In addition to the WiFi module and the WiBro module, wireless communication modules include global system for mobile communication (GSM), code division multiple access (CDMA), wideband code division multiple access (WCDMA), and universal mobile telecommunications system (UMTS). ), a wireless communication module supporting various wireless communication schemes such as Time Division Multiple Access (TDMA) and Long Term Evolution (LTE).

The display panel 180 is a screen that displays a final image processed based on image data. A plurality of pixels, ie, pixels, are formed on the screen, and an image displayed on the screen has a plurality of pixels P. It can be formed by emitting light.

Here, a pixel means a point, which is the smallest unit constituting an image. Thus, the screen is made up of a set of pixels. Each of the plurality of pixels P may emit light of various brightnesses and colors.

Meanwhile, the disclosed display panel 180 may reduce distortion perceived by the user's eyes by adjusting light output from pixels. A criterion for adjusting the output light is an image processing depth calculated by the controller 170 to be described later.

The controller 170 controls each component included in the display device 100 . When the pivot sensor 120 detects the pivot of the main body 110, the controller 170 calculates a sense of image processing depth based on the curvature formed on the display panel 180, and based on the calculated sense of image processing depth, the display panel Adjust the image to be displayed in (180).

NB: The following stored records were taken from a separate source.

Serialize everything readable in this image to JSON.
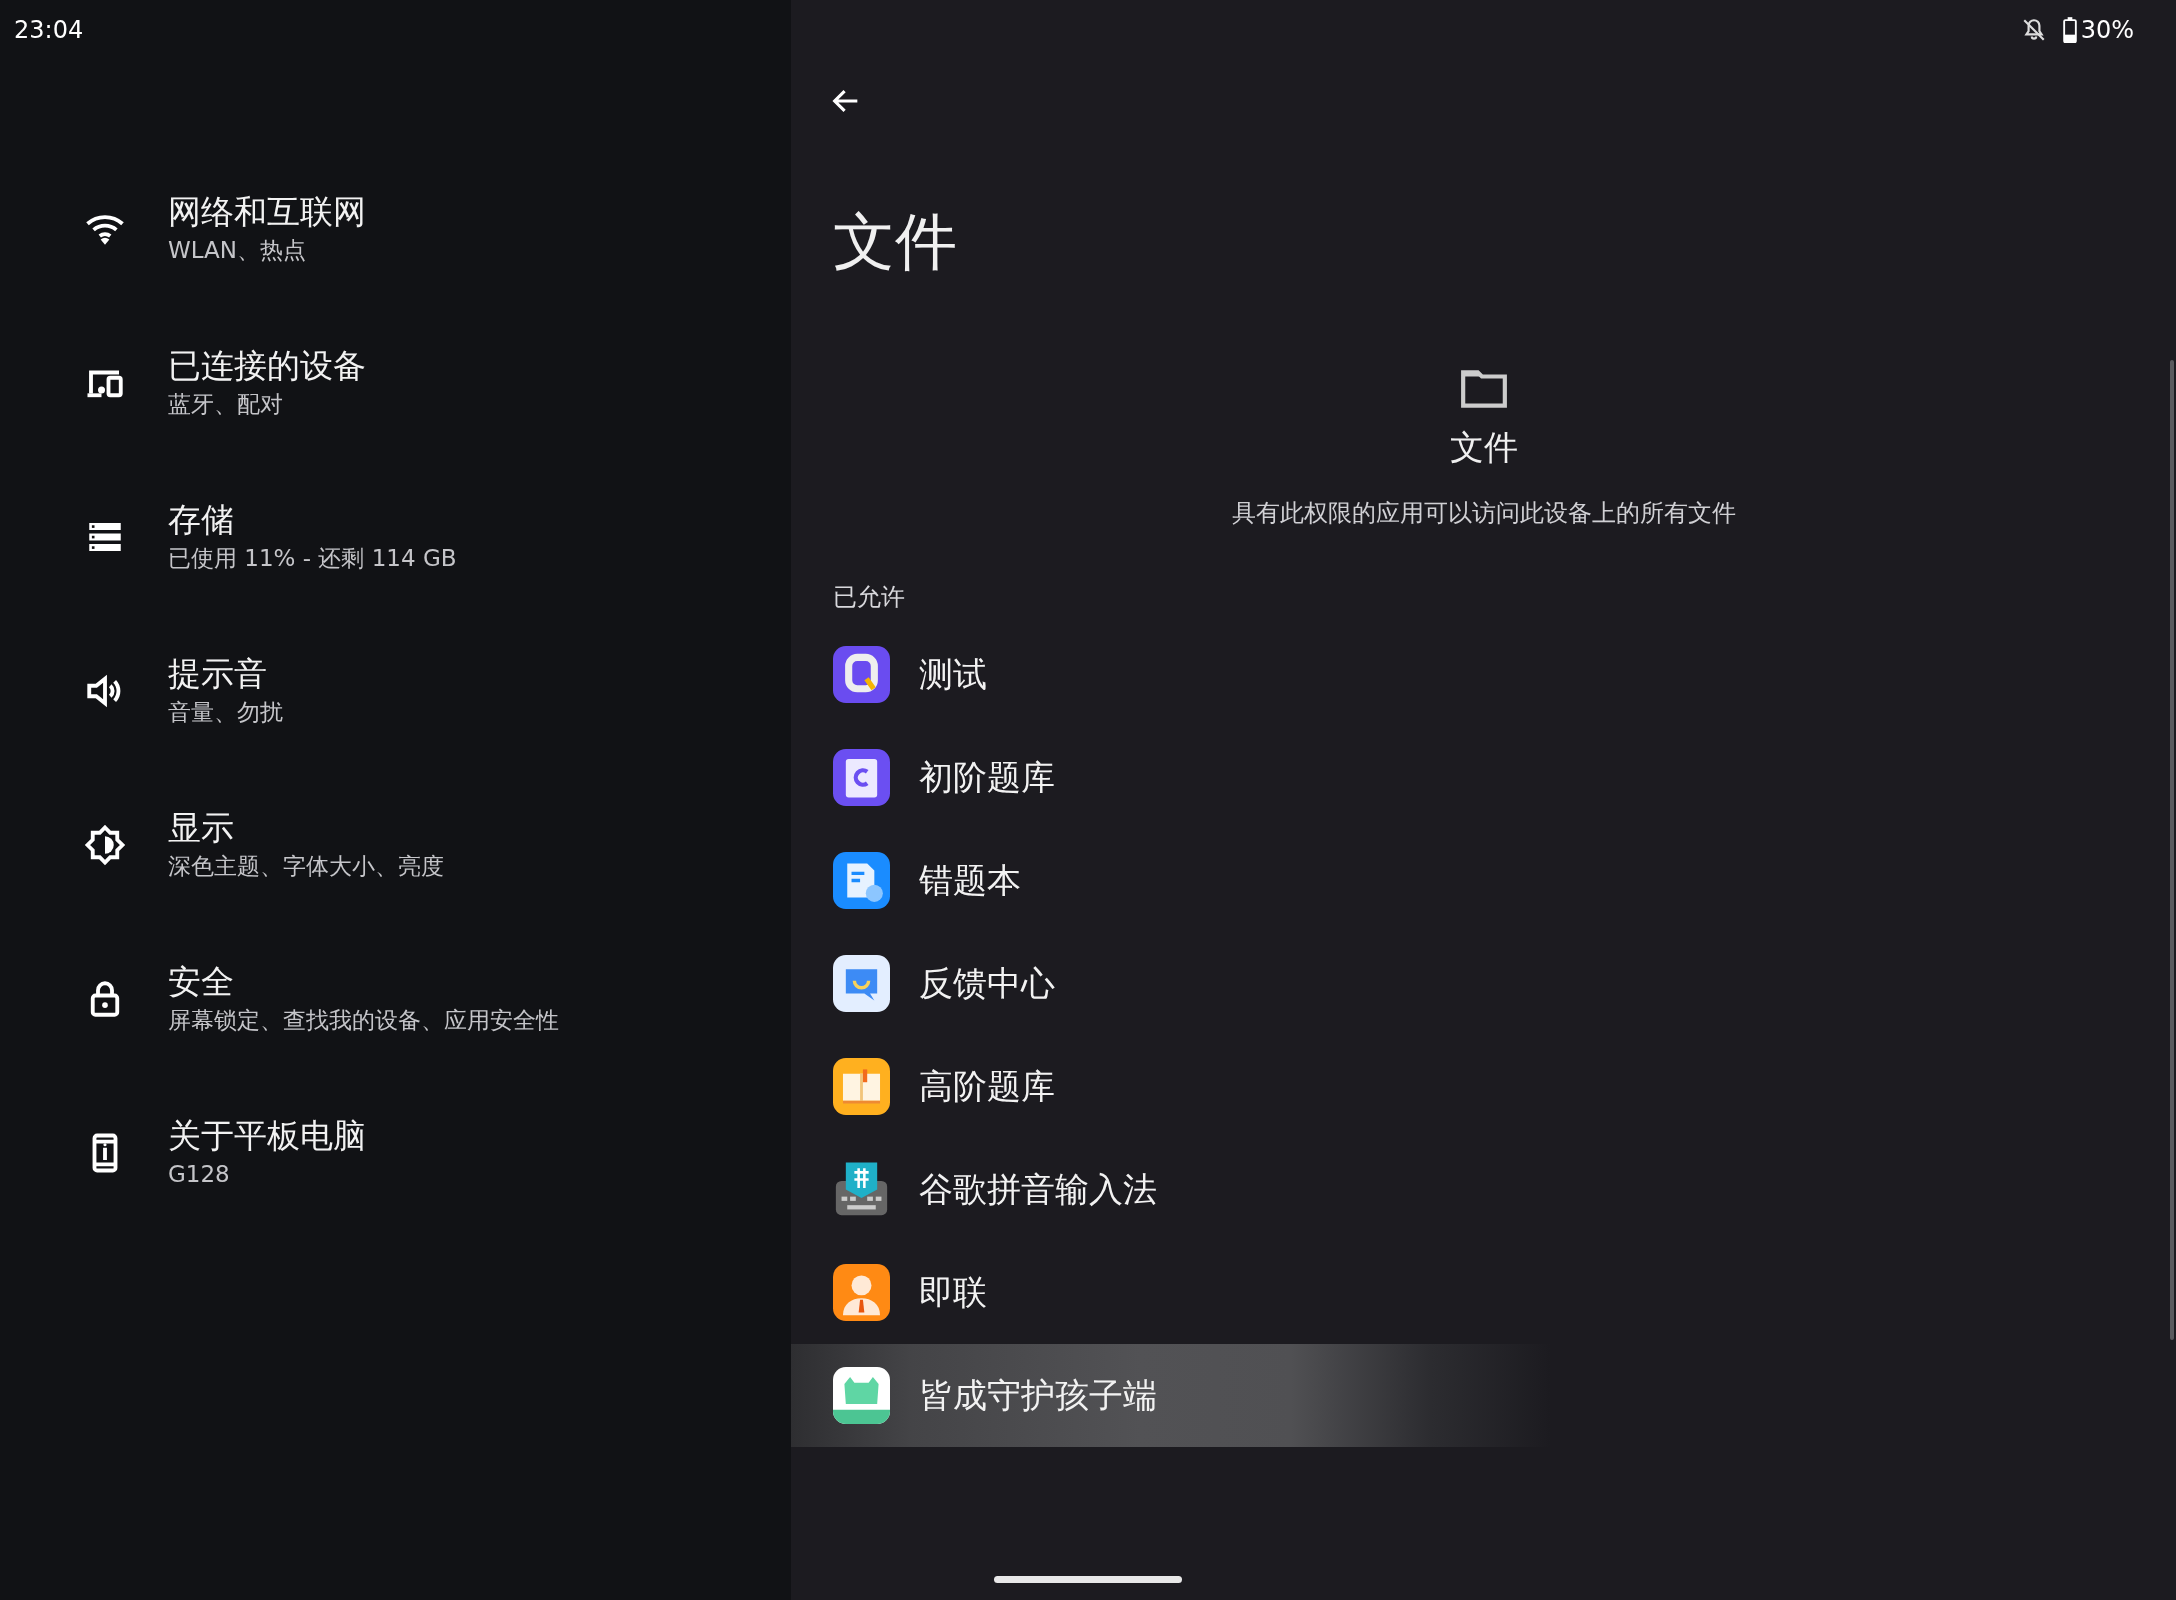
{
  "status_bar": {
    "time": "23:04",
    "battery": "30%"
  },
  "settings_menu": [
    {
      "title": "网络和互联网",
      "subtitle": "WLAN、热点"
    },
    {
      "title": "已连接的设备",
      "subtitle": "蓝牙、配对"
    },
    {
      "title": "存储",
      "subtitle": "已使用 11% - 还剩 114 GB"
    },
    {
      "title": "提示音",
      "subtitle": "音量、勿扰"
    },
    {
      "title": "显示",
      "subtitle": "深色主题、字体大小、亮度"
    },
    {
      "title": "安全",
      "subtitle": "屏幕锁定、查找我的设备、应用安全性"
    },
    {
      "title": "关于平板电脑",
      "subtitle": "G128"
    }
  ],
  "page": {
    "title": "文件",
    "header_label": "文件",
    "description": "具有此权限的应用可以访问此设备上的所有文件",
    "section": "已允许",
    "apps": [
      {
        "name": "测试",
        "pressed": false
      },
      {
        "name": "初阶题库",
        "pressed": false
      },
      {
        "name": "错题本",
        "pressed": false
      },
      {
        "name": "反馈中心",
        "pressed": false
      },
      {
        "name": "高阶题库",
        "pressed": false
      },
      {
        "name": "谷歌拼音输入法",
        "pressed": false
      },
      {
        "name": "即联",
        "pressed": false
      },
      {
        "name": "皆成守护孩子端",
        "pressed": true
      }
    ]
  }
}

In detail, the controller 170 extracts a physical sense of depth according to a pixel position stored in the storage unit 175 in order to calculate a sense of image processing depth.

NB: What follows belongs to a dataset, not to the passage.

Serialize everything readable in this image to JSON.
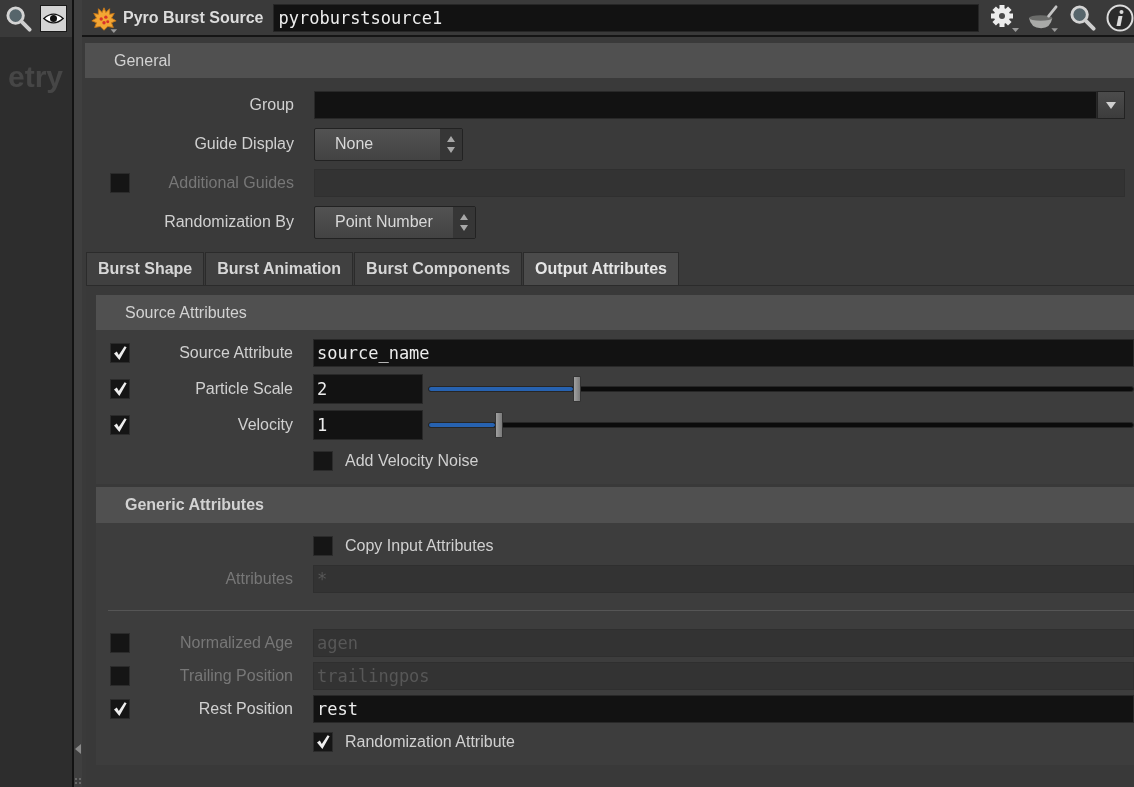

Here, the physical depth perception means the degree to which a user distorts and perceives the display panel 180 bent with a certain curvature by the pivot function. Therefore, since the physical depth is calculated based on the curvature determined when the display device 100 is manufactured, it may be stored in advance.

Meanwhile, the degree to which the user distorts and perceives the display panel 180 may vary depending on the image output from the display panel 180 in addition to the physical sense of depth. That is, the image processing depth perception means the degree to which the disclosed display apparatus 100 compensates for user's cognitive distortion.

Image processing depth is calculated by a depth control coefficient. That is, the controller 170 determines a depth control coefficient by synthesizing the user's input command and luminance information or color information included in the image, and determines the image processing depth based on the extracted physical depth sense and the determined depth control coefficient. After calculation, image processing is performed to improve the user's cognitive distortion.

A detailed description of the physical depth and the image processing depth will be described later through other drawings.

After pivoting with the calculated image processing depth, the controller 170 adjusts the luminance or color of pixels of the display panel where perceptual distortion occurs.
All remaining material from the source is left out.